Canberra – The International Committee of the Red Cross (ICRC) has responded to tribal violence in Enga, Hela, and Southern Highlands provinces.

Impact of Tribal Conflicts

  • In 2021, ~30,000 people were displaced.

  • Tribal fights aim to destroy the enemy mentally and physically.

  • Civilians suffer the most, including casualties, displacement, and sexual violence.

  • Traditional rules of neutrality are sometimes violated.

ICRC Response

  • Emergency phase: support health facilities, treat victims, provide access to services.

  • Recovery phase: community-led reconstruction, livelihood projects, reconciliation, and educational campaigns.

  • Emphasis on addressing sexual violence and promoting community awareness.

Tribal connections remain at the core of PNG culture, and the Red Cross continues to play a neutral humanitarian role.


Changing Attitudes Through Storytelling

Port MoresbyIt Takes a Village, a five-part PNG television drama, highlights challenges in maternal health:

  • Rex, a young rugby star, loses his wife Miriam due to inadequate medical services.

  • The village unites to build a health clinic, demonstrating resilience and community action.

  • The series concludes with hope: twins are born, and community members, including former raskols, contribute positively.

Key Lessons

  • Storytelling can influence attitudes and behavior toward public health.

  • Community-led initiatives are central to sustainable development outcomes.

  • Collaborators include WHO, Screencraft, Hands of Rescue Foundation, and DFAT.


Pacific Engagement Visa: Strategic Allocation

Canberra – Under the Pacific Engagement Visa scheme, 3,000 visas annually will be allocated across 10 Pacific nations:

  • High-access countries: Fiji, Samoa, Tonga

  • Limited access countries: PNG, Solomon Islands, Timor-Leste, Vanuatu

  • Climate-affected atolls: Kiribati, Tuvalu, Nauru

Recommendations

  • Exclude countries with full labour access to Australia, France, New Zealand, or the US.

  • Impose meaningful minimum quotas (50-100) for smaller or marginalized countries.

  • Adjust for diaspora size to promote genuine engagement.

Strategic visa allocation ensures participation fosters development and engagement across the Pacific. – Stephen Howes


Pacific Islands Forum and Geopolitics

Brisbane – The Pacific Islands Forum (PIF) focused on the 2050 Strategy for the Blue Pacific Continent, climate change, and regional cooperation.

  • Australian Prime Minister Anthony Albanese attended, alongside PNG’s James Marape and Vanuatu’s Bob Loughman.

  • Notable absences included Kiribati, Marshall Islands, and Nauru.

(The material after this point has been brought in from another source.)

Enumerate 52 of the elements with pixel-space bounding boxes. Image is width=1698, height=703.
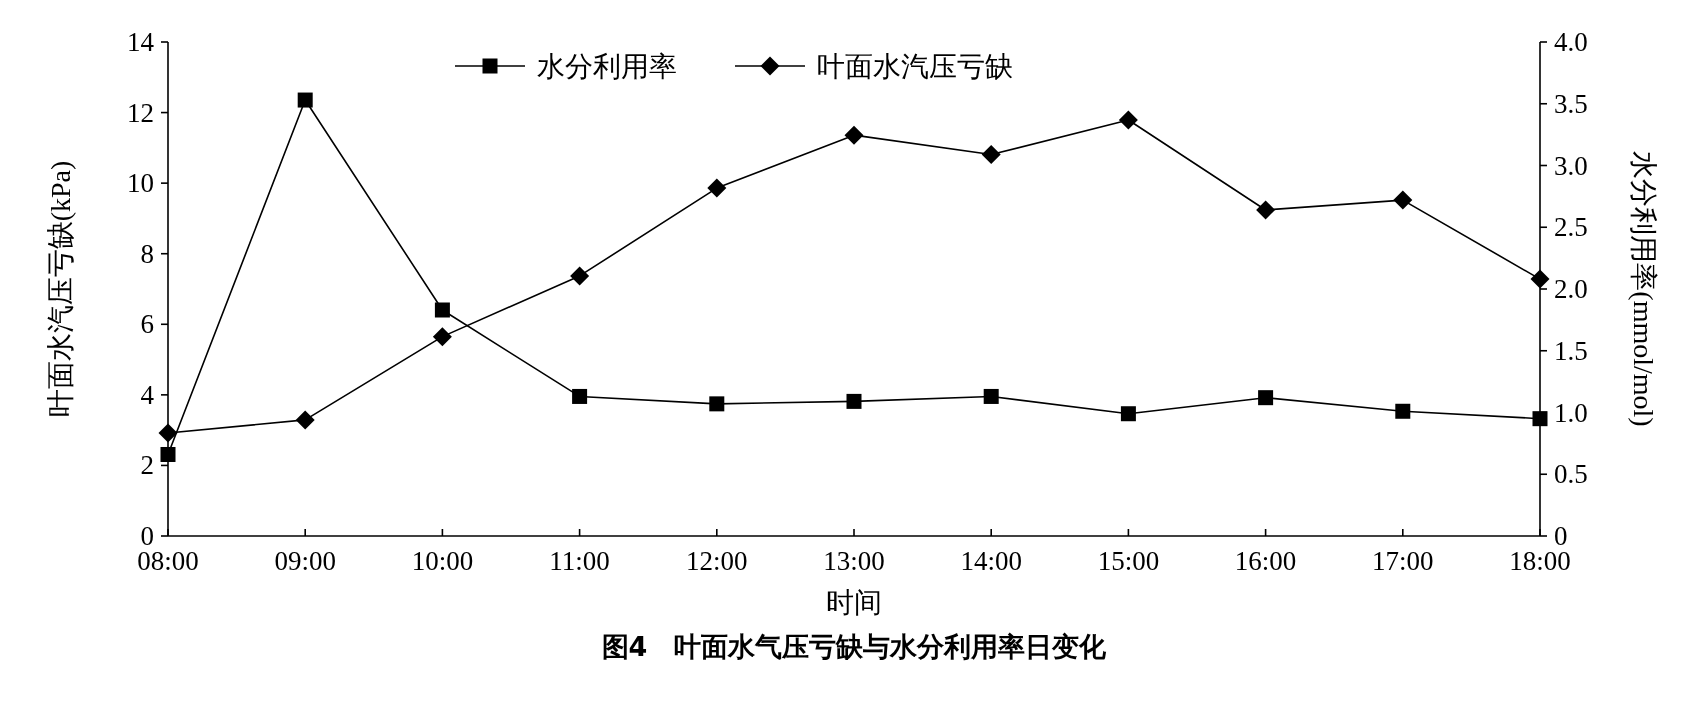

  • Key issues: climate change, regional cooperation, and avoiding geopolitical competition overshadowing development.


Global Perspective: Jeffrey Sachs on Cooperation

Noosa – Professor Jeffrey Sachs emphasizes the need for renewed diplomacy, negotiation, and regional cooperation to solve global crises:

  • Critiques US-centric policies and NATO expansion.

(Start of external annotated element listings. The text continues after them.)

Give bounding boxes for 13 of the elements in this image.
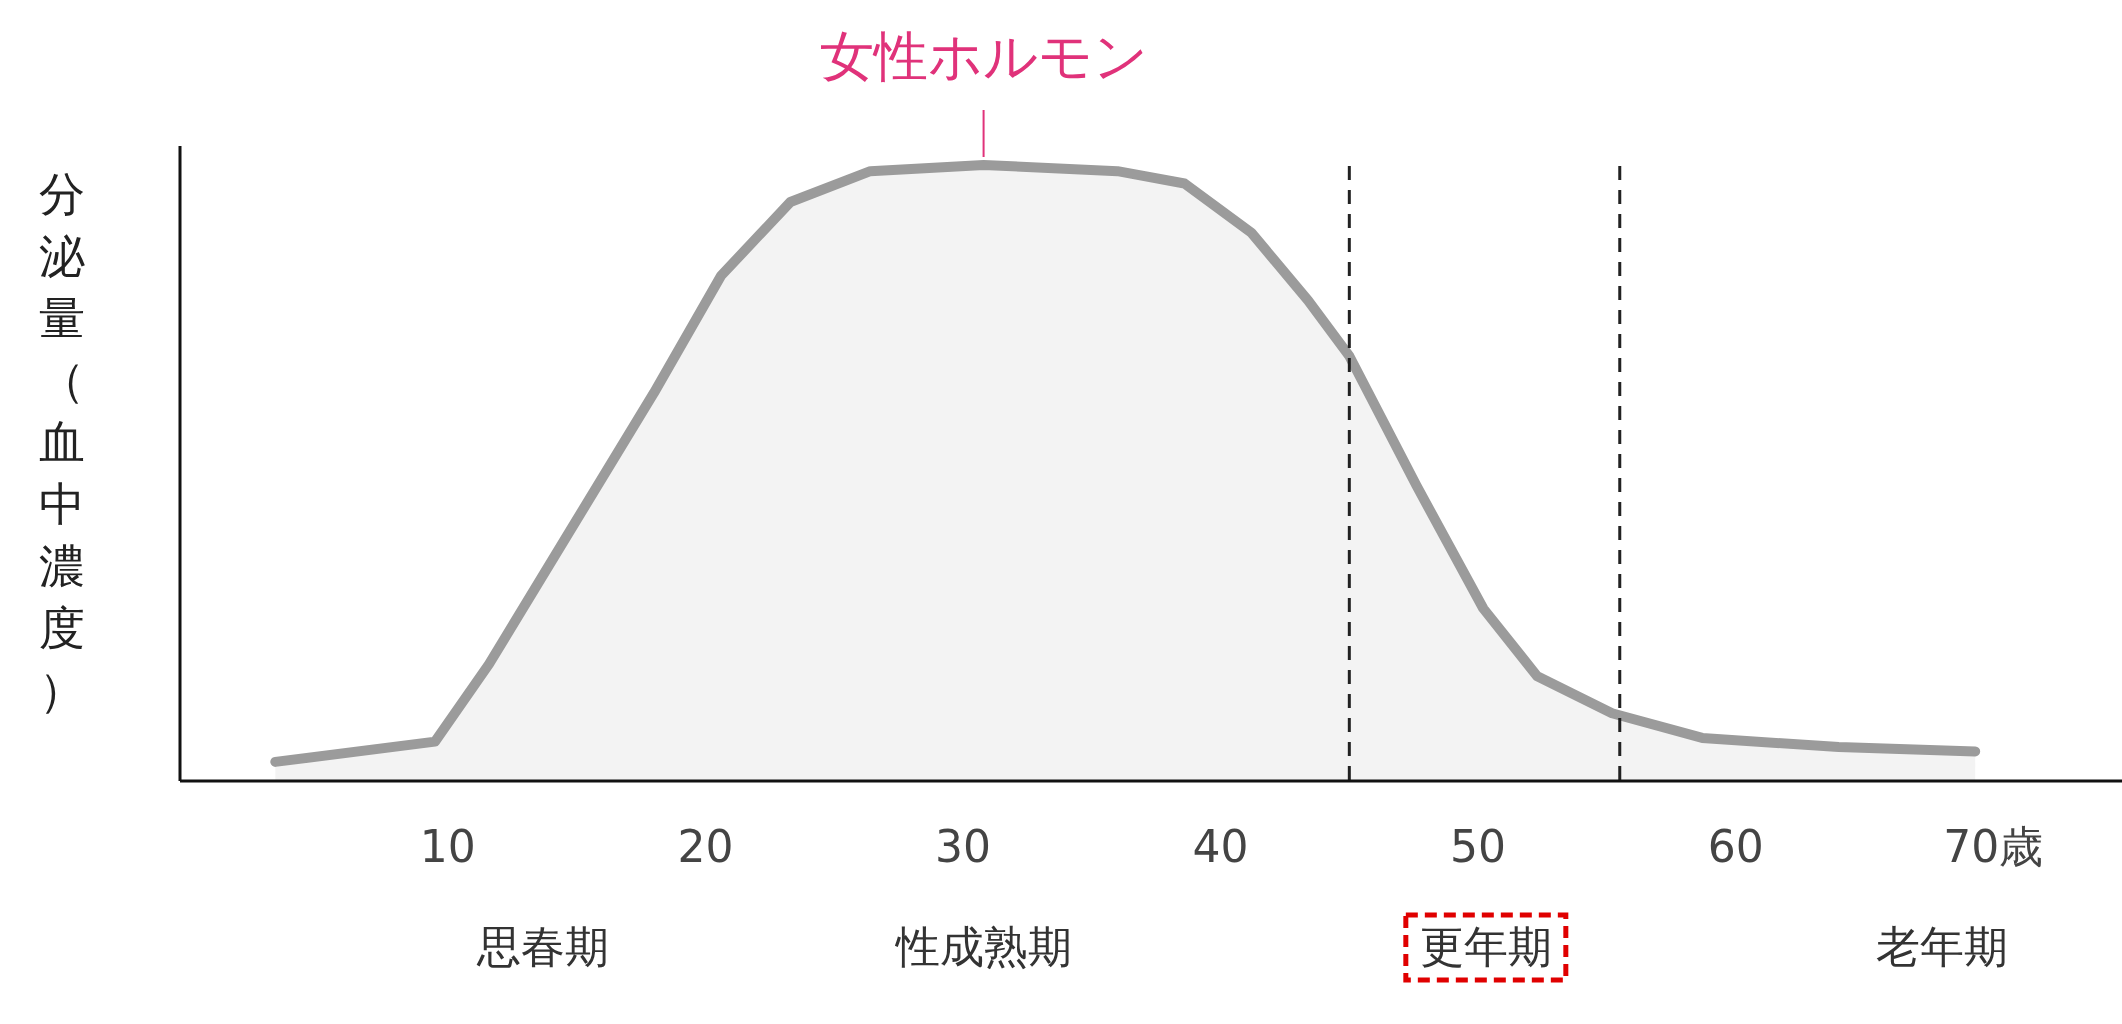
x-tick-label: 60 bbox=[1707, 821, 1764, 872]
x-tick-label: 40 bbox=[1192, 821, 1249, 872]
x-tick-label: 10 bbox=[419, 821, 476, 872]
x-tick-label: 30 bbox=[934, 821, 991, 872]
y-axis-title: 分泌量（血中濃度） bbox=[39, 167, 85, 717]
text: 老年期 bbox=[1875, 921, 2008, 972]
text: 性成熟期 bbox=[893, 921, 1072, 972]
text: 思春期 bbox=[476, 921, 610, 972]
annotation: 女性ホルモン bbox=[819, 25, 1148, 88]
text: 更年期 bbox=[1419, 921, 1552, 972]
x-tick-label: 70歳 bbox=[1943, 821, 2044, 872]
x-tick-label: 20 bbox=[677, 821, 734, 872]
x-tick-label: 50 bbox=[1450, 821, 1507, 872]
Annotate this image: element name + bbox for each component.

  • Advocates for China engagement based on cooperation rather than confrontation.

  • Highlights global challenges including pandemics, infrastructure, and climate action.

Key Messages from Sachs’ Address

  1. End US-centric neo-con policies.

  2. Strengthen regional cooperation globally.

  3. Address crises through negotiation, sustainable development, and collaboration.